Viability has often addressed the tension between competing interests such as affordable housing and other planning obligations, and affordable housing and housing mix. In theory, all could be achievable, it would be the land price that would take the hit. However, theory and practice are two different things when the land has an existing or alternative use value that confers a sizeable land value, or when the sustainable measures proposed are over and above those required by policy.
Without being too specific, we are currently preparing a viability case (as well as a planning application) for a Registered Provider (Housing Association) for a proposed 100% affordable scheme that is part of a wider allocation for a residential-led, mixed-use urban extension and has an outline approval for a residential scheme. Both the allocation and the previous consent have conferred significant alternative use value on the site which was reflected in its purchase price. The proposals for a 100% affordable scheme go some way to off-setting the relative under-provision of affordable housing in the remainder of the urban extension.

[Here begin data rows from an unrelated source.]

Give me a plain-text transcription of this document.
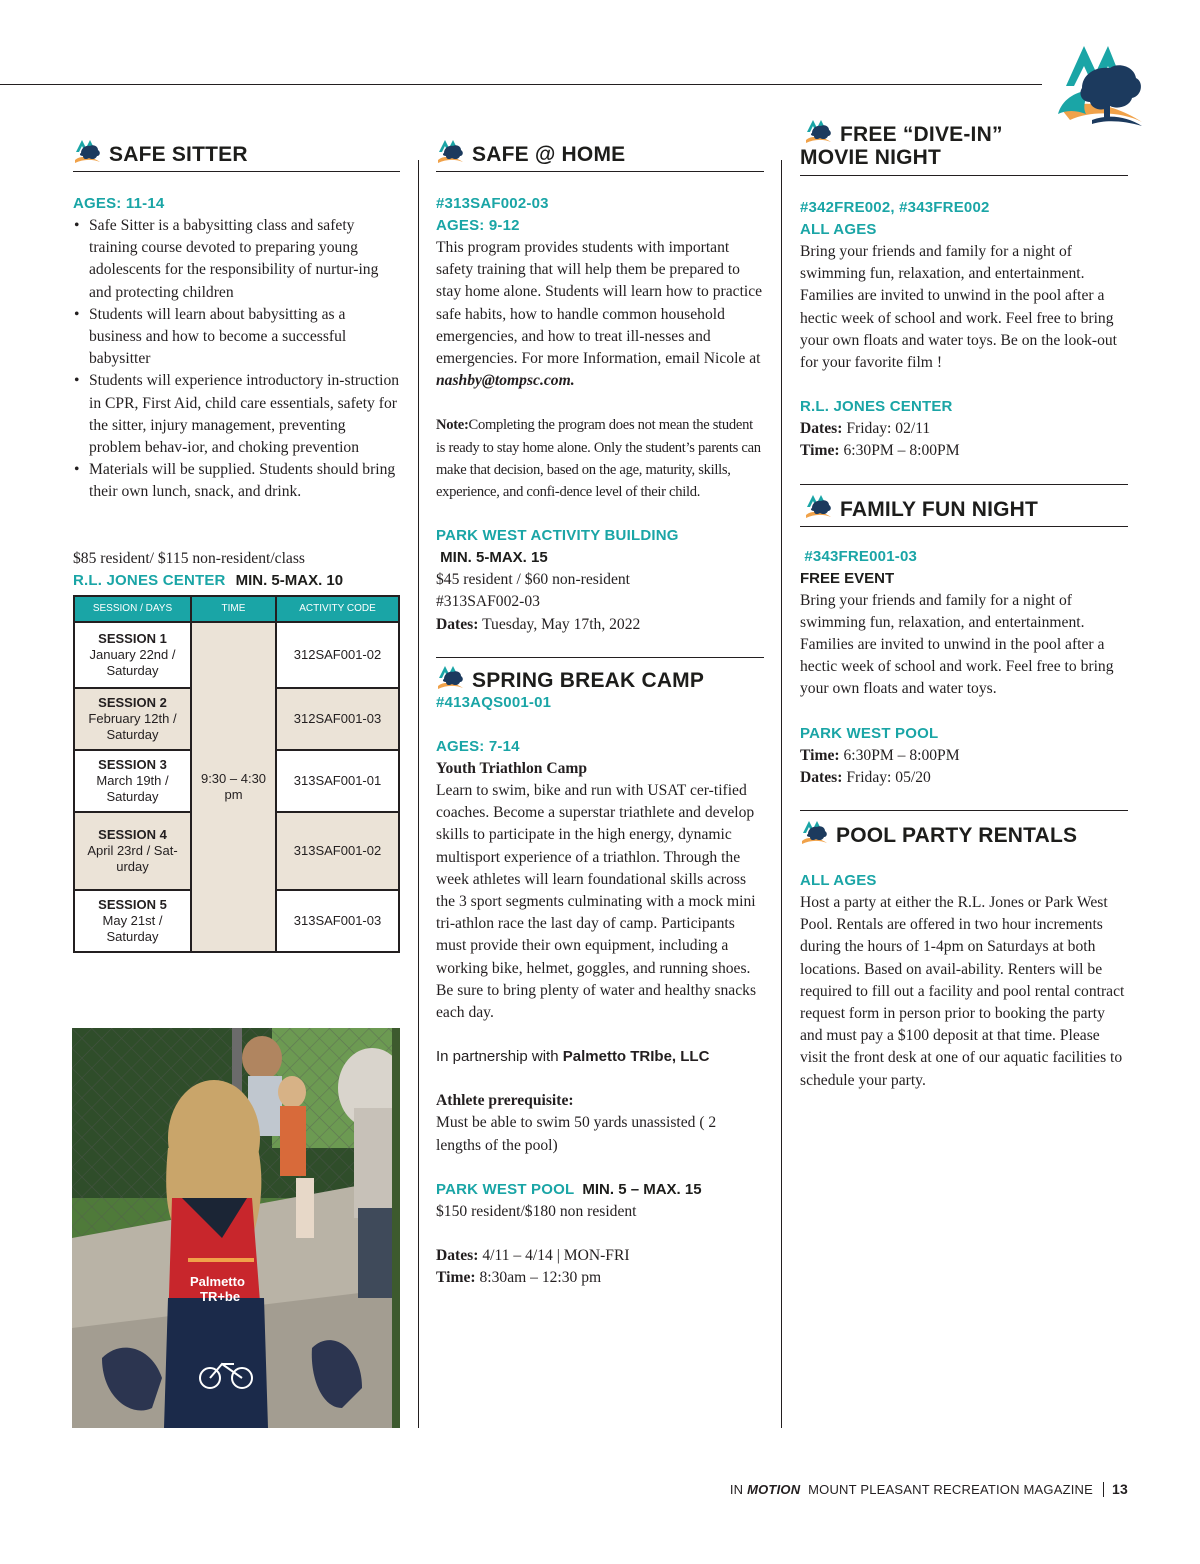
SAFE SITTER
AGES: 11-14
• Safe Sitter is a babysitting class and safety training course devoted to preparing young adolescents for the responsibility of nurtur-ing and protecting children
• Students will learn about babysitting as a business and how to become a successful babysitter
• Students will experience introductory in-struction in CPR, First Aid, child care essentials, safety for the sitter, injury management, preventing problem behav-ior, and choking prevention
• Materials will be supplied. Students should bring their own lunch, snack, and drink.

$85 resident/ $115 non-resident/class

R.L. JONES CENTER MIN. 5-MAX. 10
SESSION / DAYS	TIME	ACTIVITY CODE

SESSION 1
January 22nd / Saturday	9:30 – 4:30 pm	312SAF001-02

SESSION 2
February 12th / Saturday		312SAF001-03

SESSION 3
March 19th / Saturday		313SAF001-01

SESSION 4
April 23rd / Sat-urday		313SAF001-02

SESSION 5
May 21st / Saturday		313SAF001-03
Palmetto
TR+be
SAFE @ HOME
#313SAF002-03
AGES: 9-12

This program provides students with important safety training that will help them be prepared to stay home alone. Students will learn how to practice safe habits, how to handle common household emergencies, and how to treat ill-nesses and emergencies. For more Information, email Nicole at nashby@tompsc.com.

Note:Completing the program does not mean the student is ready to stay home alone. Only the student’s parents can make that decision, based on the age, maturity, skills, experience, and confi-dence level of their child.

PARK WEST ACTIVITY BUILDING
MIN. 5-MAX. 15

$45 resident / $60 non-resident

#313SAF002-03

Dates: Tuesday, May 17th, 2022

SPRING BREAK CAMP
#413AQS001-01
AGES: 7-14

Youth Triathlon Camp

Learn to swim, bike and run with USAT cer-tified coaches. Become a superstar triathlete and develop skills to participate in the high energy, dynamic multisport experience of a triathlon. Through the week athletes will learn foundational skills across the 3 sport segments culminating with a mock mini tri-athlon race the last day of camp. Participants must provide their own equipment, including a working bike, helmet, goggles, and running shoes. Be sure to bring plenty of water and healthy snacks each day.

In partnership with Palmetto TRIbe, LLC

Athlete prerequisite:

Must be able to swim 50 yards unassisted ( 2 lengths of the pool)

PARK WEST POOL MIN. 5 – MAX. 15

$150 resident/$180 non resident

Dates: 4/11 – 4/14 | MON-FRI

Time: 8:30am – 12:30 pm

FREE “DIVE-IN”
MOVIE NIGHT
#342FRE002, #343FRE002
ALL AGES

Bring your friends and family for a night of swimming fun, relaxation, and entertainment. Families are invited to unwind in the pool after a hectic week of school and work. Feel free to bring your own floats and water toys. Be on the look-out for your favorite film !

R.L. JONES CENTER

Dates: Friday: 02/11

Time: 6:30PM – 8:00PM

FAMILY FUN NIGHT
#343FRE001-03
FREE EVENT

Bring your friends and family for a night of swimming fun, relaxation, and entertainment. Families are invited to unwind in the pool after a hectic week of school and work. Feel free to bring your own floats and water toys.

PARK WEST POOL

Time: 6:30PM – 8:00PM

Dates: Friday: 05/20

POOL PARTY RENTALS
ALL AGES

Host a party at either the R.L. Jones or Park West Pool. Rentals are offered in two hour increments during the hours of 1-4pm on Saturdays at both locations. Based on avail-ability. Renters will be required to fill out a facility and pool rental contract request form in person prior to booking the party and must pay a $100 deposit at that time. Please visit the front desk at one of our aquatic facilities to schedule your party.

IN MOTION MOUNT PLEASANT RECREATION MAGAZINE 13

The scheme will be an exemplar in respect of sustainability measures including, east-west orientation, solar PV cells, brise soleil, ground source heat pumps, a community orchard, a community allotment and a community wildlife pond. Whilst the local planning authority encourages such measures, most are not a policy requirement and, of course, they do come at a considerable cost. The high cost of these proposed sustainability measures, the fact that the scheme is 100% affordable and the high alternative use value all mean that the scheme is unlikely to be able to afford other section 106 contributions.

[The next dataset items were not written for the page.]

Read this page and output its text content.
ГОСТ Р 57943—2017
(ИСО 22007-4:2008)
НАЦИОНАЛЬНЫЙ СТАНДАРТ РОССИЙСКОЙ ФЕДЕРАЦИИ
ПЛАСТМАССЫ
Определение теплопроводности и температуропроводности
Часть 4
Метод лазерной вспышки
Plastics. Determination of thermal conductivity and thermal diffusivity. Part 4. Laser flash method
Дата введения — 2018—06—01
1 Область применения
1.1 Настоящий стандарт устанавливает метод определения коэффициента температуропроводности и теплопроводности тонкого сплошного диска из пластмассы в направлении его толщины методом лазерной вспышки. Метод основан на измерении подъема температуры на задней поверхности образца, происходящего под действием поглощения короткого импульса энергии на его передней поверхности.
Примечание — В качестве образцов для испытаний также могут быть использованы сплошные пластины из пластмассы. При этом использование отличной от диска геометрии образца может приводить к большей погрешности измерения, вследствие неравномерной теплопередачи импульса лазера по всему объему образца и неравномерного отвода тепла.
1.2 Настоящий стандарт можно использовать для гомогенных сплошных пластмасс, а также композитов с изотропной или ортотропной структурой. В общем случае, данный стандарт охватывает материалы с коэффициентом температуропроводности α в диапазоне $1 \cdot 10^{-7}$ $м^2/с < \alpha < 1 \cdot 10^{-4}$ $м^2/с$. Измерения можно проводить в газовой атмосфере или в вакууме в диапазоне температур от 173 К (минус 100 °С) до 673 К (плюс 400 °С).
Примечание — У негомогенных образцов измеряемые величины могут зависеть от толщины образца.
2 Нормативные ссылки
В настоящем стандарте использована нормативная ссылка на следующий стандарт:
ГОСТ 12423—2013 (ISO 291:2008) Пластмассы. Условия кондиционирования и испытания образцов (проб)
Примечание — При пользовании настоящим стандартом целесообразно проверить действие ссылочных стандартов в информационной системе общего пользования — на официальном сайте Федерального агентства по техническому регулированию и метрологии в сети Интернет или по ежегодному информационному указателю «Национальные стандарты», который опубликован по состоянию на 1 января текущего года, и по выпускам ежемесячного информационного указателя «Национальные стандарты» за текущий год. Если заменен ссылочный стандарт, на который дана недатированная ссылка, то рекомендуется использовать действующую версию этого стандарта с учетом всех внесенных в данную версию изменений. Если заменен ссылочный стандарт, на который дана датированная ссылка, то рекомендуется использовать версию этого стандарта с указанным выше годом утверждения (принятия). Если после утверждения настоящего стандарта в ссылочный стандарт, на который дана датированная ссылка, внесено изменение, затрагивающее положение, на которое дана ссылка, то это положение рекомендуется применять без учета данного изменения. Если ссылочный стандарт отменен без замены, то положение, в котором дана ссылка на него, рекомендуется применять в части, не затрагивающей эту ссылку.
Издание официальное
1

The local planning authority in this instance is placed with an unenviable position by having to choose between promoting sustainability measures or provide what are undeniably important obligations to mitigate the impact of the development. This, however, is not a typical scenario. More often the local planning authority’s choice is between affordable housing and other section 106 obligations and is often affordable housing that loses out.
As local planning authorities move towards promoting a more sustainable way of living, these tensions are going to arise on a more frequent basis. Fortunately, where land does not have a high existing or alternative use value it is going to be the land price that takes the hit, and many would say rightly so. This might provide a further check on land price inflation that many have commented was getting out of hand prior to more recent changes to the NPPF, although landowners will say that there is a limit to how far this can go before it starts to become uneconomic to release land. However, with the differential between agricultural land values and residential land values often being in excess of 100 times, many would say that we still have a way to go before this happens.
On sites with a high existing or alternative use value, however, the choice for the local planning authority will be stark. It may be that the emerging proposals for a beefed-up Community Infrastructure Levy (CIL), which includes some of those existing s106 contributions, will just make some sites unviable without public sector intervention. However, given the national cost of the pandemic, it does not seem likely that the state will have much spare cash to invest in urban regeneration and we may be faced with the push for ‘brownfield first’ being dead in the water.
Reverting to my original question, I think my opening comment of phrasing the question in the opposite way is probably the more likely to be the case. If the pandemic has shown us anything, it is that we desperately need to change the way in which we live and true sustainable development is part of that change, but is it a change that we can afford or is it a change that we have to find a way of affording?